Adriamycin causes dual inotropic effects through complex modulation of myocardial Ca2+ handling.

Effects of adriamycin (ADR) on the twitch contraction of isolated guinea pig cardiac muscles were examined to elucidate its actions on intracellular Ca2+ mobilization. In right ventricular papillary muscles, ADR (100-300 micromol/L) caused positive inotropy when the muscles were constantly stimulated at low frequencies (0.1-0.5 Hz), whereas it caused negative inotropy when the muscles were stimulated at higher frequencies (2.0-3.0 Hz). Action potential duration was prolonged significantly by ADR, especially at the lower frequencies. The potentiation of twitch contraction of the first beat (B 1) following a short rest period (2-10 s) in ventricular muscles was inhibited by ADR. In untreated papillary muscles, B1 contraction showed time-dependent decay in response to a prolongation of the preceding rest period up to 120 s. ADR (300 micromol/L) caused ryanodin-like acceleration for the early B1 decay with rest period less than 20 s, but a substantial deceleration for the later B1 decay (> or =30 s).
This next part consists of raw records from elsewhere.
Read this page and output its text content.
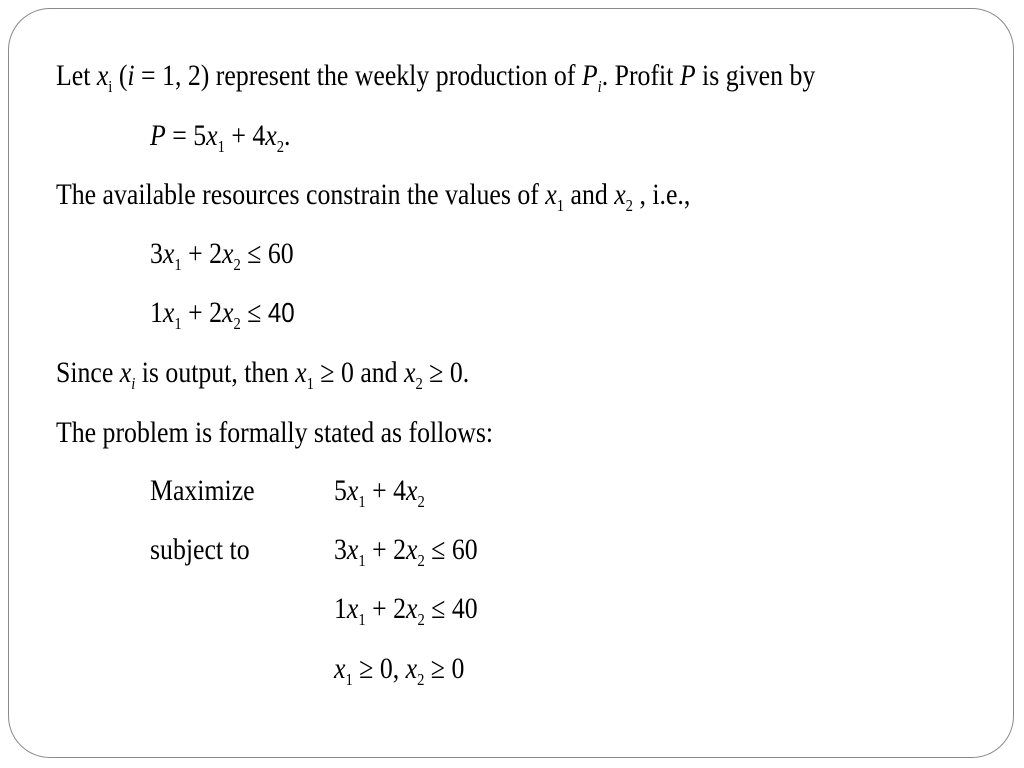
Let $x_i$ (i = 1, 2) represent the weekly production of $P_i$. Profit P is given by
$P = 5x_1 + 4x_2$.
The available resources constrain the values of $x_1$ and $x_2$ , i.e.,
$3x_1 + 2x_2 \le 60$
$1x_1 + 2x_2 \le 40$
Since $x_i$ is output, then $x_1 \ge 0$ and $x_2 \ge 0$.
The problem is formally stated as follows:
Maximize	$5x_1 + 4x_2$
subject to	$3x_1 + 2x_2 \le 60$
$1x_1 + 2x_2 \le 40$
$x_1 \ge 0$, $x_2 \ge 0$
In left atrial muscles stimulated constantly, ADR had significant negative inotropy throughout the entire range of stimulation frequencies tested (0.1-4.0 Hz). The post-rest potentiation of B 1 contraction of atrial muscle in the presence of nifedipine was also inhibited by ADR. These findings suggest that ADR has dual inotropic effects through a complex modulation of myocardial Ca2+ handling, which may involve (1) an increase of Ca2+ influx through a prolongation of action potential duration, (2) ryanodine-like inhibition of Ca2+ release from the sarcoplasmic reticulum, and (3) inhibition of sarcolemmal Ca2+ extrusion probably through the Na+/Ca2+ exchange.